Aécio - Se a gente parar pra pensar a gente mesmo vai ter um pensamento de mudança e transformação, e a gente vai ter o pensamento de manutenção do status sólido. Esse pensamento de transformação chamo de pensamento jovem, que é o pensamento de mudança da transformação. E a juventude tem essa característica.
POLITICANDO - E qual você considera a bandeira atual que deve ser defendida pela nossa juventude?

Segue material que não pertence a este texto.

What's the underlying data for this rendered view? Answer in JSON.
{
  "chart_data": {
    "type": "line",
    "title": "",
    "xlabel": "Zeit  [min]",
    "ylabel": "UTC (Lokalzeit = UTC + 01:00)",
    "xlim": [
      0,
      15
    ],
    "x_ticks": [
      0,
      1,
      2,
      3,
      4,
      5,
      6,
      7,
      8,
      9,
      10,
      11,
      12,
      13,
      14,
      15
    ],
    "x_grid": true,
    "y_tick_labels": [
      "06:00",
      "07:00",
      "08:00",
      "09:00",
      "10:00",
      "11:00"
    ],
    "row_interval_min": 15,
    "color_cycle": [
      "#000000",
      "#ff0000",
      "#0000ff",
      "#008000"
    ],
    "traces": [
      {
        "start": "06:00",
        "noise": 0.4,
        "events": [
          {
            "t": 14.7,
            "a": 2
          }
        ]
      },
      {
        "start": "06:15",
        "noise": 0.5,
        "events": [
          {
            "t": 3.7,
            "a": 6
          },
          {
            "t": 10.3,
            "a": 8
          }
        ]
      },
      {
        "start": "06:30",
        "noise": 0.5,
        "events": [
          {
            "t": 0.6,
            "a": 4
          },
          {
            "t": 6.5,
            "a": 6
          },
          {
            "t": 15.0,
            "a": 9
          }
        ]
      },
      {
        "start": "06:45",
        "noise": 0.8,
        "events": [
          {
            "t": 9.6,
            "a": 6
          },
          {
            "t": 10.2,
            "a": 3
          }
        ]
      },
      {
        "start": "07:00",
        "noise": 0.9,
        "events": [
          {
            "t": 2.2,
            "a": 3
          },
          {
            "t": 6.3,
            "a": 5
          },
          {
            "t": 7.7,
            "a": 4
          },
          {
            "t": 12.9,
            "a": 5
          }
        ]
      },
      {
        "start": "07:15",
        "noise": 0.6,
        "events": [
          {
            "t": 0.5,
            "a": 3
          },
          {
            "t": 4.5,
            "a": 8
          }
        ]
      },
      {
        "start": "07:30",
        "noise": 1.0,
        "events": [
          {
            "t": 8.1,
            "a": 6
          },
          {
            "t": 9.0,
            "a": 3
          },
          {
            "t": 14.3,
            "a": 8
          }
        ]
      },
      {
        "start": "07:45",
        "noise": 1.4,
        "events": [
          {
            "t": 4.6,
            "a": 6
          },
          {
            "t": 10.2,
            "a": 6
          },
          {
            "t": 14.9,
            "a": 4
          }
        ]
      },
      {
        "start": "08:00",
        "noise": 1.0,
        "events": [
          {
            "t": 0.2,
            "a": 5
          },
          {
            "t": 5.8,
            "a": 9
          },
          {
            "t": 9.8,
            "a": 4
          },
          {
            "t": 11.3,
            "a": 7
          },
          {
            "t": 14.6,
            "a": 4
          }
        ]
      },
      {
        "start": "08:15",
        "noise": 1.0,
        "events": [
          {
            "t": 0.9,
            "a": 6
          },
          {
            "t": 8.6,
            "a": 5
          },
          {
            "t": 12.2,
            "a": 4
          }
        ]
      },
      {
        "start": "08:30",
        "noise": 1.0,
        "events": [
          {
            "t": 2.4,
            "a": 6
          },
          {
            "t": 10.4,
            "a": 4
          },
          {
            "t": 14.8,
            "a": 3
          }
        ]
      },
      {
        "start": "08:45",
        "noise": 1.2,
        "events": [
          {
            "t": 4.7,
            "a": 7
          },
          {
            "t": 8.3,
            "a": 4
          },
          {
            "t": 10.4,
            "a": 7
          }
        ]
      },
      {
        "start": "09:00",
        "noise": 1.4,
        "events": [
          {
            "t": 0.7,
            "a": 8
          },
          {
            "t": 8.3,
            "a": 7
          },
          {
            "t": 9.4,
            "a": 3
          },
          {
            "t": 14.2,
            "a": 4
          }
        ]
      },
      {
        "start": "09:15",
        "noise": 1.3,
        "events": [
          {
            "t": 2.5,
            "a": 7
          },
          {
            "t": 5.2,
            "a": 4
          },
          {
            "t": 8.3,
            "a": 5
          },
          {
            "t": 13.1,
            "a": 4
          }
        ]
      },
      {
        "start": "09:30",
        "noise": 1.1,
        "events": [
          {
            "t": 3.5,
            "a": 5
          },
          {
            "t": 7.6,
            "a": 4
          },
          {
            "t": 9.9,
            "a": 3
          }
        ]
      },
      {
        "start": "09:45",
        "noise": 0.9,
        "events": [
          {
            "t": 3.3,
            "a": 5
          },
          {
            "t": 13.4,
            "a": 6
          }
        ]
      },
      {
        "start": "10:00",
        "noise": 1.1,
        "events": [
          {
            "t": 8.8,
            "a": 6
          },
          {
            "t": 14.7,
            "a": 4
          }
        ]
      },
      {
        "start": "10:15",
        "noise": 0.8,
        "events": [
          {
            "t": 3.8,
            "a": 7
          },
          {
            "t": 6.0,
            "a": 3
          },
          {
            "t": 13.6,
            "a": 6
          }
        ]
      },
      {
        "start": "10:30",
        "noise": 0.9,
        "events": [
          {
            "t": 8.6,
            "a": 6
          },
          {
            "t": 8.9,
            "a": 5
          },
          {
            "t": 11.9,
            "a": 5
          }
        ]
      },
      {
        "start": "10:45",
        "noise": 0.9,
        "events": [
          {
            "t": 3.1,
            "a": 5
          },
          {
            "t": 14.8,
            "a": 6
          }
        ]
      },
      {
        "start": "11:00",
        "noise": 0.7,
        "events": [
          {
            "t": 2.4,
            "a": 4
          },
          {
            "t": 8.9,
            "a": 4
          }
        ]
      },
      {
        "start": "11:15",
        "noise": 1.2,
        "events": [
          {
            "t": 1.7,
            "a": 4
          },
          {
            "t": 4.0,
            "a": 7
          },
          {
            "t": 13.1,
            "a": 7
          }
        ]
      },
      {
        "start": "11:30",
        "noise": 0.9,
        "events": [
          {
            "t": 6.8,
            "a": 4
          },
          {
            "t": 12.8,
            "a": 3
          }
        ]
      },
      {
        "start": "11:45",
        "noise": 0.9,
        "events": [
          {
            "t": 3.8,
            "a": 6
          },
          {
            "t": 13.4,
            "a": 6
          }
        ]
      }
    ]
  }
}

Aécio - Agora nós temos que ser contra o capitalismo sólido, né, por intermédio, da forma com que ele se encaminha na visão do lucro pelo lucro e da exploração do outro pelo outro. Os hippies foram os precursores desse tipo de bandeira humanista , como o grupo da década de 70, que eram tão mal falados, e eram os grandes humanistas. E com o dissolver dessas três grandes tribos, a juventude que já lutou com o comunismo no mundo, a juventude que já deu o tom é toda a visão do que a gente tem de comunismo no mundo. Mas quando ela lutou com o comunismo, lutou por uma única coisa, porque o capitalismo vendeu um sonho na época, um sonho que ele não cumpriu, um sonho que diz que você trabalha e, ao trabalhar, você é feliz e quando você se tornar feliz o sistema lhe abraça e tudo fica maravilhoso.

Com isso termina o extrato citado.